Monday, August 01, 2016

It was 50 years ago today....

Not an historic photo (Memorial Stadium, just below the sun there, wasn't that big yet), 
but a fine illustration of how the Tower dominates the campus.*

50 years ago, on this day of the week, on this date, Charles Whitman climbed the stairs to the top of the UT Tower and began shooting people.  It was, it turned out, the first mass shooting in U.S. history.  We didn't have words for it; we didn't have the concept for it.  The U.T. campus was closed the next day, but that was just so the blood on the concrete could be cleaned up.  Classes resumed on Wednesday, as if nothing had happened.

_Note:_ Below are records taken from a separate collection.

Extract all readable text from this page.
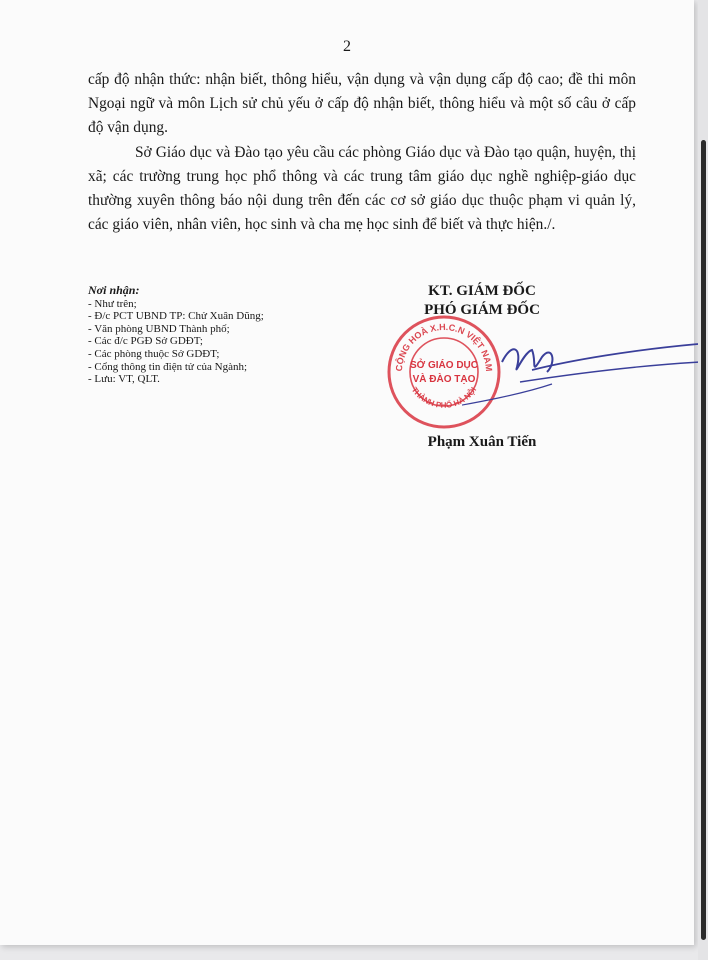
2

cấp độ nhận thức: nhận biết, thông hiểu, vận dụng và vận dụng cấp độ cao; đề thi môn Ngoại ngữ và môn Lịch sử chủ yếu ở cấp độ nhận biết, thông hiểu và một số câu ở cấp độ vận dụng.

Sở Giáo dục và Đào tạo yêu cầu các phòng Giáo dục và Đào tạo quận, huyện, thị xã; các trường trung học phổ thông và các trung tâm giáo dục nghề nghiệp-giáo dục thường xuyên thông báo nội dung trên đến các cơ sở giáo dục thuộc phạm vi quản lý, các giáo viên, nhân viên, học sinh và cha mẹ học sinh để biết và thực hiện./.

Nơi nhận:
- Như trên;
- Đ/c PCT UBND TP: Chử Xuân Dũng;
- Văn phòng UBND Thành phố;
- Các đ/c PGĐ Sở GDĐT;
- Các phòng thuộc Sở GDĐT;
- Cổng thông tin điện tử của Ngành;
- Lưu: VT, QLT.
KT. GIÁM ĐỐC
PHÓ GIÁM ĐỐC
CỘNG HOÀ X.H.C.N VIỆT NAM
THÀNH PHỐ HÀ NỘI
SỞ GIÁO DỤC
VÀ ĐÀO TẠO
Phạm Xuân Tiến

No counseling; no prolonged examination of the crime scene; no closing off the campus while a minute inspection of the area where the shots were fired was conducted.  No prolonged discussions about drugs (turns out Whitman was an amphetamine fiend, as were many students in those days), or firearms, or even violence.  A combination of technologies (the Tower, guns, even processed foods Whitman carried up with him, preparing for a long siege) made the incident possible (he wouldn't have done much with a bow and arrow), but none of that was examined or, apparently, has really been examined in 50 years.  Is it too much to say that this is when the modern era of death for American civilians began?

Actually, maybe not.

I could write about this, but I was 11 at the time of the events, and not really paying that much attention.  I remember Kennedy's assassination 3 years earlier more strongly than this event; who knows why?  I would, instead, direct your attention here.  The campus map is revealing.  The buildings are still there; the unlabeled ones at the bottom of the map, just running off the page (and just out of reach of the sniper) are the ones where I attended classes some 12 years after the shooting.  Seemed like a long time later; then; it seems odd now it was only 12 years afterwards.

I would also direct your attention here, where historians have a crack at this event, finally.  The "most important event to take place in modern Austin history" gets no attention in Austin (the most I recall when I was on campus is that the Tower was still closed.  It re-opened years after I left the school.), and not that much attention in America.

Maybe it should.  Maybe studying this event and its roots would tell us more about modern America. It might certainly tell us things we really need to know but still, after 50 years of mass shootings, continue to ignore.

And yes, this is the day the Campus Carry law goes into effect in Texas.  Lt. Gov. Dan Patrick, who promoted the law, claims he had no idea of the coincidence of the dates.  Probably not; but that's another reason we shouldn't be ignorant about history.**

*and is it an accident that violence at towers figures so prominently in what we consider the most important events in modern American history?  Or that one tower looms, while the other recedes?  And which represents the greater danger to daily life?

**A separate conversation is how this event created our modern history of shootings.  Once it is thinkable, collecting an arsenal and ammunition to shoot people is now considered so commonplace we don't find such armament unusual.  As the history site above notes, that kind of arsenal wasn't considered unusual in 1966, either.   We have the technology and now we have the idea, and that idea has become so common it's the weeks without a shooting of any kind that is unusual.

2 comments:

  1. It's hard to remember a time before then, it's become so easy to imagine. It is really discouraging to think of how, in that, particular period, just about everything that has happened in this area has been the obviously wrong thing to the point where we have open carry and people think the solution to a shooter is to have lots of other people shooting, too.

    We live in a world driven to insanity by entertainment media and the sleaziest politicians and judges and "justices".

    ReplyDelete
  2. It's hard to remember a time before then, it's become so easy to imagine. It is really discouraging to think of how, in that, particular period, just about everything that has happened in this area has been the obviously wrong thing to the point where we have open carry and people think the solution to a shooter is to have lots of other people shooting, too.

    We live in a world driven to insanity by entertainment media and the sleaziest politicians and judges and "justices".